Spotlight shines on outbound M&A

By CAI XIAO (China Daily) Updated: 2016-09-27 09:35

Spotlight shines on outbound M&A

Employees of China Life Insurance Co chat at an international finance expo in Beijing.[Photo/Wang Jing, China Daily]

Chinese insurers are making overseas investments for steady returns and to prevent exchange rate risks, experts said.

Chinese outbound mergers and acquisitions hit a record 493 deals worth $134.3 billion in the first half, according to a PricewaterhouseCoopers report in August.

"The dramatic growth in outbound M& A deals is supported by the rise of alternative financial investors, such as the investment arms of insurers, large corporations and State-owned enterprises," said George Lu, PwC China transaction services partner.

Lu said Chinese companies including insurers sought advanced technology, know-how and brands. They looked favorably on low valuations of some overseas assets to make profits.

Steven Lam, life insurance analyst at Bloomberg Intelligence, said Chinese insurers may accelerate their overseas investments for exchange rate considerations.

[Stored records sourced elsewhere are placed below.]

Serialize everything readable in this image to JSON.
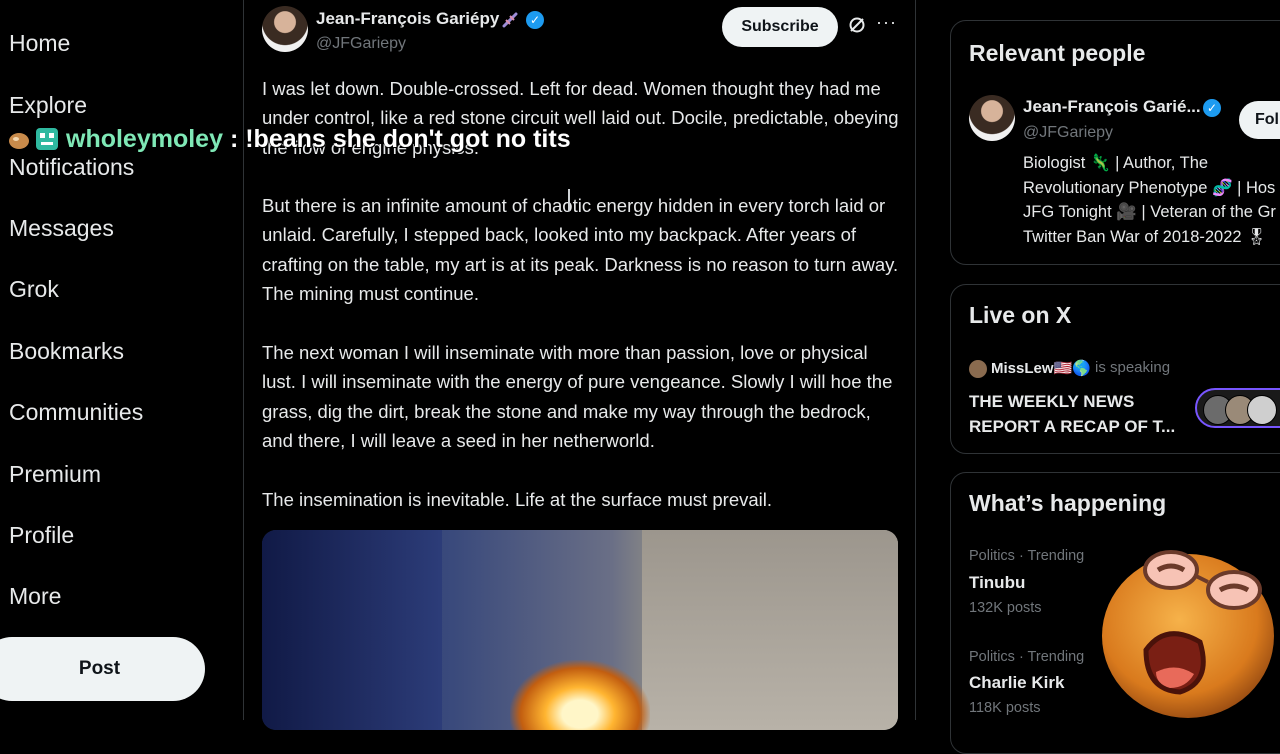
{
  "nav": {
    "items": [
      "Home",
      "Explore",
      "Notifications",
      "Messages",
      "Grok",
      "Bookmarks",
      "Communities",
      "Premium",
      "Profile",
      "More"
    ],
    "post_label": "Post"
  },
  "chat": {
    "username": "wholeymoley",
    "separator": " : ",
    "message": "!beans she don't got no tits"
  },
  "post": {
    "author_name": "Jean-François Gariépy",
    "author_handle": "@JFGariepy",
    "subscribe_label": "Subscribe",
    "more_label": "···",
    "paragraphs": [
      "I was let down. Double-crossed. Left for dead. Women thought they had me under control, like a red stone circuit well laid out. Docile, predictable, obeying the flow of engine physics.",
      "But there is an infinite amount of chaotic energy hidden in every torch laid or unlaid. Carefully, I stepped back, looked into my backpack. After years of crafting on the table, my art is at its peak. Darkness is no reason to turn away. The mining must continue.",
      "The next woman I will inseminate with more than passion, love or physical lust. I will inseminate with the energy of pure vengeance. Slowly I will hoe the grass, dig the dirt, break the stone and make my way through the bedrock, and there, I will leave a seed in her netherworld.",
      "The insemination is inevitable. Life at the surface must prevail."
    ]
  },
  "relevant_people": {
    "title": "Relevant people",
    "name": "Jean-François Garié...",
    "handle": "@JFGariepy",
    "follow_label": "Foll",
    "bio_lines": [
      "Biologist 🦎 | Author, The",
      "Revolutionary Phenotype 🧬 | Hos",
      "JFG Tonight 🎥 | Veteran of the Gr",
      "Twitter Ban War of 2018-2022 🎖"
    ]
  },
  "live": {
    "title": "Live on X",
    "host": "MissLew🇺🇸🌎",
    "status": "is speaking",
    "space_title": "THE WEEKLY NEWS REPORT A RECAP OF T..."
  },
  "trending": {
    "title": "What’s happening",
    "items": [
      {
        "category": "Politics · Trending",
        "name": "Tinubu",
        "count": "132K posts"
      },
      {
        "category": "Politics · Trending",
        "name": "Charlie Kirk",
        "count": "118K posts"
      }
    ]
  },
  "colors": {
    "background": "#000000",
    "text": "#e7e9ea",
    "muted": "#71767b",
    "verified": "#1d9bf0",
    "chat_user": "#7fe8b6",
    "live_ring": "#7856ff"
  }
}
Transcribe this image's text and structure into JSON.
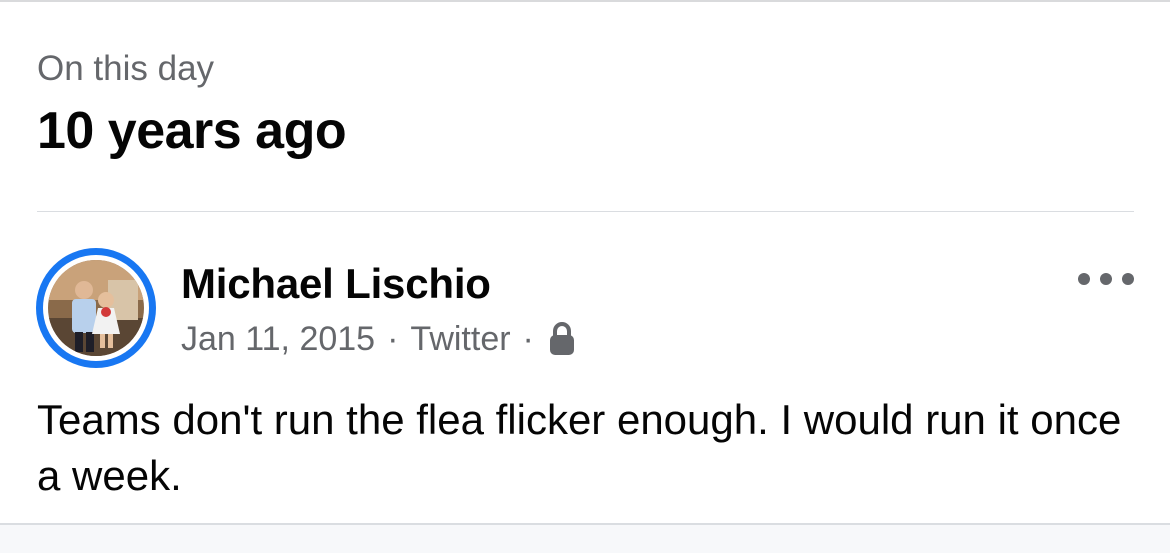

Lam said their overseas investments remain far below the regulator's threshold of 15 percent of assets, meaning at least 1.8 trillion yuan ($272 billion) can be deployed, assuming only 2 percent of the industry's assets were invested abroad.

"Chinese investors have been favoring commercial properties in the US and in Europe for their stable returns and asset duration," said Lam. "But after Britain voted to leave the EU, China's insurance companies may slow their property investment in London's financial center."

Lam said Chinese investors may hold off investments in London and reassess prospects and valuations amid uncertainty in the labor market and depreciation of the pound sterling.

According to data compiled by Bloomberg Intelligence, large Chinese insurers invested about $2.4 billion in London real estate last year, compared with about $2.8 billion in the US, mainly in New York.

Wang Yao at international real estate consultancy company Savills said Chinese insurers dominated outbound real estate investments in the first quarter, accounting for 80 percent by value. Their proportion in the full year of 2015 was 60 percent.

"Because of encouraging policies and steady return of real estate investments, more and more insurance companies are going abroad," said Wang.

Chinese insurers will pay attention to asset safety, investment return, political stability, and the transparency of laws and regulations, he said.

Wang said the trend will continue as Chinese insurers' asset allocation in real estate sector is still small based on international practices.

Lam said Chinese insurers also seek their counterparts in Southeast Asia and fintech assets around the world.

China Life Insurance Co and Brookfield Property Partners announced in April that they jointly acquired Aldgate Tower in London for 346 million pounds ($452.3 million).

China's Anbang Insurance Group announced in April that it bought Allianz Life Insurance Korea and Allianz Global Investors Korea for more than $3 million.

A spokesman for Anbang said in March that the company has an ample overseas investment quota for this year.